On March 11, 2021, President Biden signed into law the latest round of stimulus legislation, known as the American Rescue Plan Act of 2021 (ARPA). Like the two rounds of stimulus before it, this new law is expansive. It provides funding for COVID-19 vaccinations and testing; aid for state and local governments and schools; and additional relief for industries hardest hit by the pandemic, such as restaurants and airlines. Most significant for taxpayers, however, are changes to income and payroll taxes, expansion of unemployment benefits, and another round of stimulus payments.

Retroactive Changes

Two provisions in the ARPA apply retroactively to tax year 2020.

  1. Partial Exclusion of 2020 Unemployment Compensation – The ARPA provides an exclusion from income for the first $10,200 of unemployment compensation received if the taxpayer’s adjusted gross income (AGI) is less than $150,000. The AGI limitation is the same for all filing statuses and does not include any phase-out. Once AGI reaches $150,000, all unemployment compensation will be taxable. It is important to note that AGI is determined without regard to the $10,200 exclusion of unemployment income.
  2. Premium Tax Credit (additional information on 2021 and 2022 implications can be found below) – The ARPA eliminates the recapture provisions that are applicable to 2020 for taxpayers receiving excess premium tax credits.

For tax returns that have already been filed or that are in the process of being prepared, this can lead to considerable uncertainty. Click here for guidance from the IRS regarding implementation of the exclusion of 2020 unemployment compensation.

Grant Programs

The ARPA created a new grant program and made modifications to existing grant programs.

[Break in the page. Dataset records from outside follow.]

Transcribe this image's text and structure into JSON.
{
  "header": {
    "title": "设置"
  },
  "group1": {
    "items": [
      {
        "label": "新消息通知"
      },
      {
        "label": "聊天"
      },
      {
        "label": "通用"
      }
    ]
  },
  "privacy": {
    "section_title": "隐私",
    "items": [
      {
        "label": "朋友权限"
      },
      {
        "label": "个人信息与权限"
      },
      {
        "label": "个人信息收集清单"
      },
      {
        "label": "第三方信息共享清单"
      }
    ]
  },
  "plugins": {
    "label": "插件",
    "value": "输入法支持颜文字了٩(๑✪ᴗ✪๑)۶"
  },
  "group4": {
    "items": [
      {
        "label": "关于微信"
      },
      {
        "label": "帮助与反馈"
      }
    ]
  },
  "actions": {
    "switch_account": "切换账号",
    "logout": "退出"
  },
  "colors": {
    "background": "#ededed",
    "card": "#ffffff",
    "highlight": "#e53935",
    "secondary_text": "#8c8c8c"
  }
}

  1. Restaurant Revitalization Grants – The ARPA created a grant that will be administered by the SBA for businesses in which the public or patrons assemble for the primary purpose of being served food or drink. Restaurants are not eligible if they have more than 20 locations (using a 50% aggregation test), applied for or received a Shuttered Venue Operator grant, are publicly traded, or are operated by a state or local government. The funds can be used for a myriad of eligible expenses (including any expenses that the SBA deems to be essential) and will be excluded from gross income of the recipient. Additional guidance will be needed regarding the application process for these grants.
  2. PPP Loans – The ARPA provides $7.25 billion in additional funding for the Paycheck Protection Program (PPP) loans. Additionally, it provides for a limited expansion of entities that are eligible for the PPP by including certain nonprofit entities and Internet publishing organizations.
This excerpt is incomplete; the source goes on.